As a banker, Bagehot had written various economic articles that had attracted the attention of James Wilson, financial secretary to the treasury in Lord Palmerston’s government and an influential member of Parliament. Wilson had founded
The Economist in 1843. Through this acquaintance, Bagehot met Wilson’s eldest daughter, Eliza. The two were married in April 1858.

The following year Wilson was asked to go to India to reorganize the finances of the Indian government, and he died in Calcutta in 1860, leaving Bagehot, then the manager of the Bristol branch of Stuckey’s bank, in charge of
The Economist.
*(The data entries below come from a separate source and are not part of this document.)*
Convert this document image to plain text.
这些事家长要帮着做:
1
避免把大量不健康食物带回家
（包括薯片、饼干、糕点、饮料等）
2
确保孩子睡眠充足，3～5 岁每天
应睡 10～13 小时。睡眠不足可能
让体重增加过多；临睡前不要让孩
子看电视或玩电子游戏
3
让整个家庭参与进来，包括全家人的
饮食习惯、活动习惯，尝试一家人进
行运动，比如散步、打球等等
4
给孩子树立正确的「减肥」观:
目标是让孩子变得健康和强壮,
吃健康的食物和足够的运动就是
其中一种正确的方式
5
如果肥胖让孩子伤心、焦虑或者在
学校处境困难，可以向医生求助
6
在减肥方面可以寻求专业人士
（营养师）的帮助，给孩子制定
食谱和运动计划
For 17 years Bagehot wrote the main article, improved and expanded the statistical and financial sections, and transformed the journal into one of the world’s foremost business and political publications. More than that, he humanized its political approach by emphasising social problems.
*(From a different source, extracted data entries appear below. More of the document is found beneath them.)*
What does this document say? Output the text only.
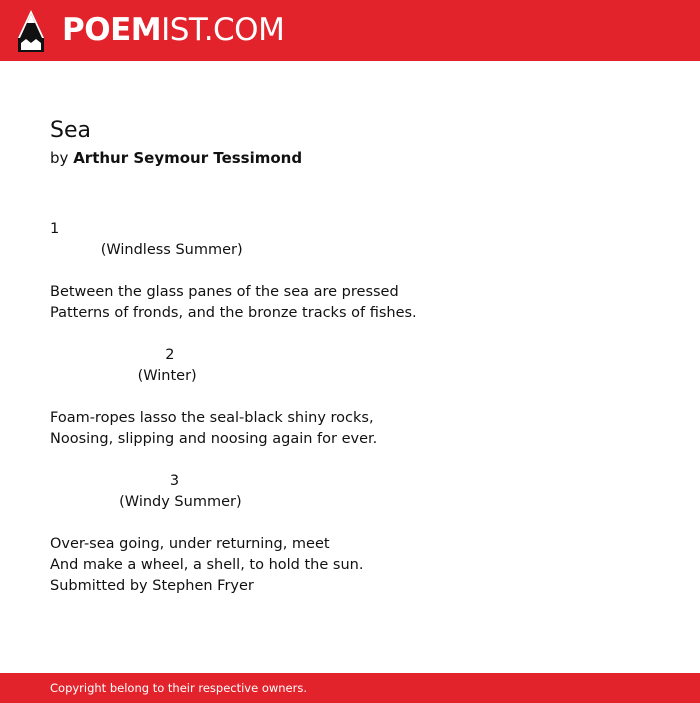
POEMIST.COM
Sea
by Arthur Seymour Tessimond
1
(Windless Summer)
Between the glass panes of the sea are pressed
Patterns of fronds, and the bronze tracks of fishes.
2
(Winter)
Foam-ropes lasso the seal-black shiny rocks,
Noosing, slipping and noosing again for ever.
3
(Windy Summer)
Over-sea going, under returning, meet
And make a wheel, a shell, to hold the sun.
Submitted by Stephen Fryer
Copyright belong to their respective owners.
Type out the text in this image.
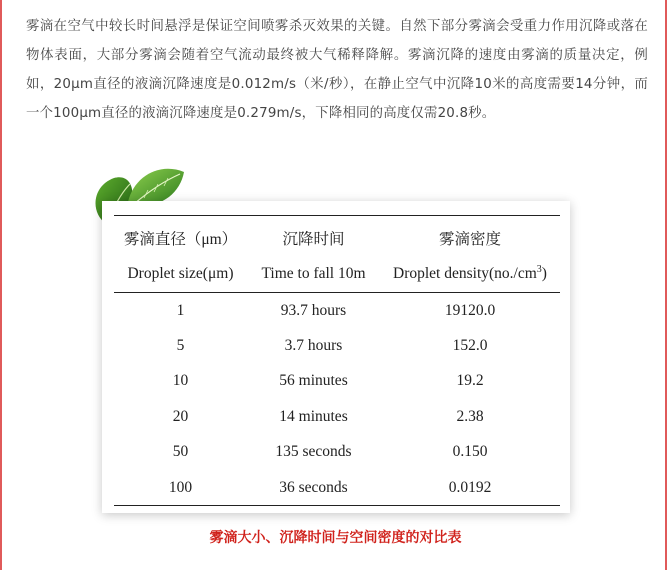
雾滴在空气中较长时间悬浮是保证空间喷雾杀灭效果的关键。自然下部分雾滴会受重力作用沉降或落在物体表面，大部分雾滴会随着空气流动最终被大气稀释降解。雾滴沉降的速度由雾滴的质量决定，例如，20μm直径的液滴沉降速度是0.012m/s（米/秒），在静止空气中沉降10米的高度需要14分钟，而一个100μm直径的液滴沉降速度是0.279m/s，下降相同的高度仅需20.8秒。

雾滴直径（μm）	沉降时间	雾滴密度
Droplet size(μm)	Time to fall 10m	Droplet $density(no./cm^3)$
1	93.7 hours	19120.0
5	3.7 hours	152.0
10	56 minutes	19.2
20	14 minutes	2.38
50	135 seconds	0.150
100	36 seconds	0.0192
雾滴大小、沉降时间与空间密度的对比表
Bagehot described himself as a conservative Liberal ....Unlike many Liberals, he had grown up in the deep countryside and believed strongly that rapid industrialization and urbanization were creating social problems in Britain. He was also an acute observer of international affairs, with an instinctive affection for France and an equal distrust of Otto von Bismarck’s Germany. ...


[His] The English Constitution, [(1867) was] an attempt to look behind the facade of the British system of government crown, Lords, and Commons—to see how it really operated and where true power lay. He was one of the first to observe the overriding power of the Cabinet in the party that commanded an effective majority in the House of Commons. He cultivated many close political friendships, notably with William Ewart Gladstone, who became the first Liberal prime minister in 1868; with Lord Carnarvon among the Conservatives (the author of the British North America Act, the constitution of Canada); and with William Edward Forster (the author of the first public education act in Britain).
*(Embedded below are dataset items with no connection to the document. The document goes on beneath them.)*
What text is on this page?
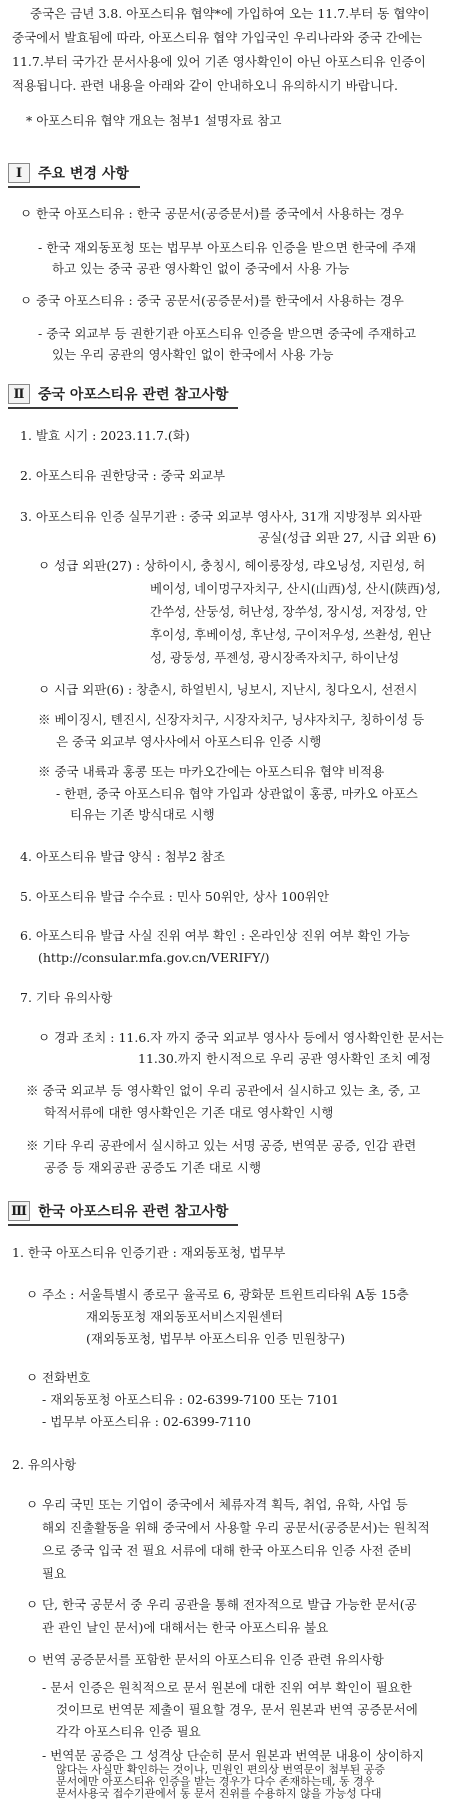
중국은 금년 3.8. 아포스티유 협약*에 가입하여 오는 11.7.부터 동 협약이
중국에서 발효됨에 따라, 아포스티유 협약 가입국인 우리나라와 중국 간에는
11.7.부터 국가간 문서사용에 있어 기존 영사확인이 아닌 아포스티유 인증이
적용됩니다. 관련 내용을 아래와 같이 안내하오니 유의하시기 바랍니다.
* 아포스티유 협약 개요는 첨부1 설명자료 참고
Ⅰ	주요 변경 사항
ㅇ 한국 아포스티유 : 한국 공문서(공증문서)를 중국에서 사용하는 경우
- 한국 재외동포청 또는 법무부 아포스티유 인증을 받으면 한국에 주재
하고 있는 중국 공관 영사확인 없이 중국에서 사용 가능
ㅇ 중국 아포스티유 : 중국 공문서(공증문서)를 한국에서 사용하는 경우
- 중국 외교부 등 권한기관 아포스티유 인증을 받으면 중국에 주재하고
있는 우리 공관의 영사확인 없이 한국에서 사용 가능
Ⅱ 중국 아포스티유 관련 참고사항
1. 발효 시기 : 2023.11.7.(화)
2. 아포스티유 권한당국 : 중국 외교부
3. 아포스티유 인증 실무기관 : 중국 외교부 영사사, 31개 지방정부 외사판
공실(성급 외판 27, 시급 외판 6)
ㅇ 성급 외판(27) : 상하이시, 충칭시, 헤이룽장성, 랴오닝성, 지린성, 허
베이성, 네이멍구자치구, 산시(山西)성, 산시(陕西)성,
간쑤성, 산둥성, 허난성, 장쑤성, 장시성, 저장성, 안
후이성, 후베이성, 후난성, 구이저우성, 쓰촨성, 윈난
성, 광둥성, 푸젠성, 광시장족자치구, 하이난성
ㅇ 시급 외판(6) : 창춘시, 하얼빈시, 닝보시, 지난시, 칭다오시, 선전시
※ 베이징시, 톈진시, 신장자치구, 시장자치구, 닝샤자치구, 칭하이성 등
은 중국 외교부 영사사에서 아포스티유 인증 시행
※ 중국 내륙과 홍콩 또는 마카오간에는 아포스티유 협약 비적용
- 한편, 중국 아포스티유 협약 가입과 상관없이 홍콩, 마카오 아포스
티유는 기존 방식대로 시행
4. 아포스티유 발급 양식 : 첨부2 참조
5. 아포스티유 발급 수수료 : 민사 50위안, 상사 100위안
6. 아포스티유 발급 사실 진위 여부 확인 : 온라인상 진위 여부 확인 가능
(http://consular.mfa.gov.cn/VERIFY/)
7. 기타 유의사항
ㅇ 경과 조치 : 11.6.자 까지 중국 외교부 영사사 등에서 영사확인한 문서는
11.30.까지 한시적으로 우리 공관 영사확인 조치 예정
※ 중국 외교부 등 영사확인 없이 우리 공관에서 실시하고 있는 초, 중, 고
학적서류에 대한 영사확인은 기존 대로 영사확인 시행
※ 기타 우리 공관에서 실시하고 있는 서명 공증, 번역문 공증, 인감 관련
공증 등 재외공관 공증도 기존 대로 시행
Ⅲ 한국 아포스티유 관련 참고사항
1. 한국 아포스티유 인증기관 : 재외동포청, 법무부
ㅇ 주소 : 서울특별시 종로구 율곡로 6, 광화문 트윈트리타워 A동 15층
재외동포청 재외동포서비스지원센터
(재외동포청, 법무부 아포스티유 인증 민원창구)
ㅇ 전화번호
- 재외동포청 아포스티유 : 02-6399-7100 또는 7101
- 법무부 아포스티유 : 02-6399-7110
2. 유의사항
ㅇ 우리 국민 또는 기업이 중국에서 체류자격 획득, 취업, 유학, 사업 등
해외 진출활동을 위해 중국에서 사용할 우리 공문서(공증문서)는 원칙적
으로 중국 입국 전 필요 서류에 대해 한국 아포스티유 인증 사전 준비
필요
ㅇ 단, 한국 공문서 중 우리 공관을 통해 전자적으로 발급 가능한 문서(공
관 관인 날인 문서)에 대해서는 한국 아포스티유 불요
ㅇ 번역 공증문서를 포함한 문서의 아포스티유 인증 관련 유의사항
- 문서 인증은 원칙적으로 문서 원본에 대한 진위 여부 확인이 필요한
것이므로 번역문 제출이 필요할 경우, 문서 원본과 번역 공증문서에
각각 아포스티유 인증 필요
- 번역문 공증은 그 성격상 단순히 문서 원본과 번역문 내용이 상이하지
않다는 사실만 확인하는 것이나, 민원인 편의상 번역문이 첨부된 공증
문서에만 아포스티유 인증을 받는 경우가 다수 존재하는데, 동 경우
문서사용국 접수기관에서 동 문서 진위를 수용하지 않을 가능성 다대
Bagehot never succeeded, however, in entering politics himself. ... [H]e was a poor speaker and failed each time....

The greatest tribute to Bagehot’s lively style, humanity, and insight is that his books have been read, republished, and subjected to a continuous stream of critical essays ever since his death.

One essay Bagehot wrote was titled : "Wordsworth, Tennyson, and Browning; or, Pure, Ornate, and Grotesque Art in English Poetry" (1864). Wordsworth's writing is an example of Pure Art, and Browning, the Grotesque.


The poetry of Robert Browning, is represented by his long poem "The Pied Piper of Hamelin." This excerpt will suffice:
...

To see the townsfolk suffer so
From vermin was a pity.

‘‘ Rats'
They fought the dogs, and killed the cats,
And bit the babies in the cradles,
And ate the cheeses out of the vats,
And licked the soup from the cook's own ladles,
Split open the kegs of salted sprats,
Made nests inside men's Sunday hats,
And even spoiled the women's chats,
By drowning their speaking
With shrieking and squeaking
In fifty different sharps and flats
.....


Walter Bagehot uses his analysis of Browning to characterize his own mid Victorian times:

It is singularly characteristic of this age that the poems which rise to the surface should be examples of ornate art and grotesque art, not of pure art. We live in the realm of the half educated. The number of readers grows daily, but the quality of readers does not improve rapidly. The middle class is scattered, headless; it is well-meaning, but aimless : wishing to be wise, but ignorant how to be wise. The aristocracy of England never was a literary aristocracy; never even in the days of its full power, of its unquestioned predominance, did it guide — did it even seriously try to guide— the taste of England. Without guidance, young men and tired men are thrown amongst a mass of books; they have to choose which they like. Many of them would much like to improve their culture, to chasten their taste, if they knew how : but left to themselves, they take not pure art, but showy art; not that which permanently relieves the eye, and makes it happy whenever it looks and as long as it looks, but glaring art, which catches and arrests the eye for a moment, but which in the end fatigues it. But before the wholesome remedy of nature — the fatigue–arrives, the hasty reader has passed on to some new excitement, which in its turn stimulates for an instant and then is passed by for ever. These conditions are not favorable to the due appreciation of pure art, of that art which must be known before it is admired, which must have fastened irrevocably on the brain before you appreciate it, which you must love ere it will seem worthy of your love....


Every time you read this, it makes more sense.